I hadn’t thought of that. So we gave common sense a go, and allowed Harry, our English Springer Spaniel, off the lead for much of the time. I’d be lying if I pretended that he did not on one occasion lope after some sheep in a playful manner. The sheep were never in any danger, but that’s not the point. We’d not put Harry back on his lead when we approached the sheep. Our common sense had deserted us for a moment, and for that moment we deserved no quarter from the locals. So, bottom line: let your dog off the lead, but keep him away from sheep and from nesting birds, and if he chases sheep and is shot dead by a farmer, don’t whine.

It would anyway be very ungracious to whine in the Peak District. It is stunningly, hauntingly beautiful. You can’t drive for more than a couple of miles without coming across another startlingly rugged scene, one that lifts heart and soul. There is Snake Pass, for example, a canyon on the A57 just east of Glossop, with its dramatic mixture of grey rock and moss-green grass. There is Curbar Edge — a huge, jagged gritstone escarpment not far from the village of Calvar — which will make you jump the first time you see it from the road.

Curbar, however, presented a problem. It is ‘access land’ and there is a strict rule about keeping dogs on a short lead from the beginning of March until the end of July, so, darling, I said to Mary, perhaps we’d better…. ‘But there are no sheep here,’ she said. ‘All the same,’ I whined. ‘Oh, don’t be silly,’ she said. ‘I’ll take Harry.’ She and Harry enjoyed themselves enormously. They encountered neither sheep nor nesting birds.

And then there is Dovedale. We walked from Dovedale car park, which we happened on by chance, along the river Dove to Milldale, a distance of about three miles. At Milldale we found a tuck shop and plenty of very fit seniors taking their ease. Some of them were in all-weather hiking gear — waterproof boots, satnavs, compasses strapped to their wrists, hard hats, emergency rations, and in some cases no doubt revolvers and suicide pills. These people are serious.

Dovedale is a valley of giant caves, great limestone outcrops, and pillars of stone. The River Dove, in which Izaak Walton, the compleat angler, once fished for trout, provided Harry with great, splashing sport. The walk itself is a doddle. You follow a wide, man-made pebble path that leaves plenty of room for power-walking OAPs to pass mere schleppers like me. On a fine day, you could negotiate Dovedale in a worsted City suit and tasselled Italian loafers without doing either any harm. This is the wilderness as I like it: tamed by man, enhanced and made accessible by man.

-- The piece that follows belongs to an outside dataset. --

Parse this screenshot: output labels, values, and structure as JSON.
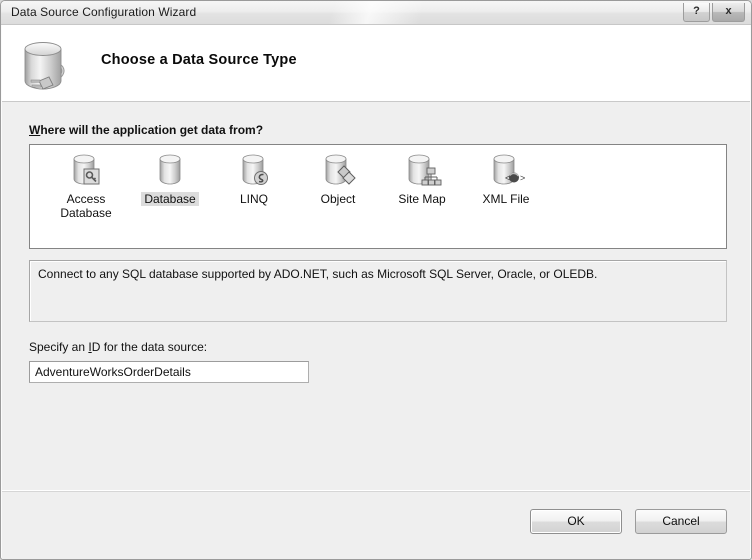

You can see this taming and enhancing at its best at Chatsworth, the baroque masterpiece in the Derwent Valley and seat of the Duke of Devonshire. The surrounding gardens and park have been designed to provide a suitably handsome setting for the house. Nature has been put firmly in its place. In the 1830s the sixth Duke, a robust fellow, even went so far as to move the village of Edensor because he felt it spoilt the view from the house.

Chatsworth is majestic, awesome, glamorous and wheelchair-friendly, and if your legs aren’t what they were you can borrow an electric scooter to explore the gardens. In other words, the place is a trippers’ paradise, but don’t let that put you off. It is lovely. The staff are courteous and cheerful but never obsequious, and the public toilets are called ‘lavatories’.

Only one reservation. The present Duke of Devonshire is very fond of modern art, and the area by the Emperor Fountain is now (and until the end of June) enlivened with sculptures by Sir Anthony Caro. To the untutored eye, alas, these pieces look like whimsically arranged piles of scrap metal. Mary and I joked about the notices asking visitors not to touch or climb on the displays. A thoroughly decent son of Derbyshire — middle-aged, flat cap, droll eye — overheard us and smiled. ‘Ah didn’t tooch them,’ he said. ‘Promise.’ However, there were no notices saying that dogs were not to pee on the sculptures….

Later, we went for a walk in the park, and Harry gave chase to a pheasant. He can be forgiven, but I am not sure we can. In any case our apologies to the Duke and Duchess.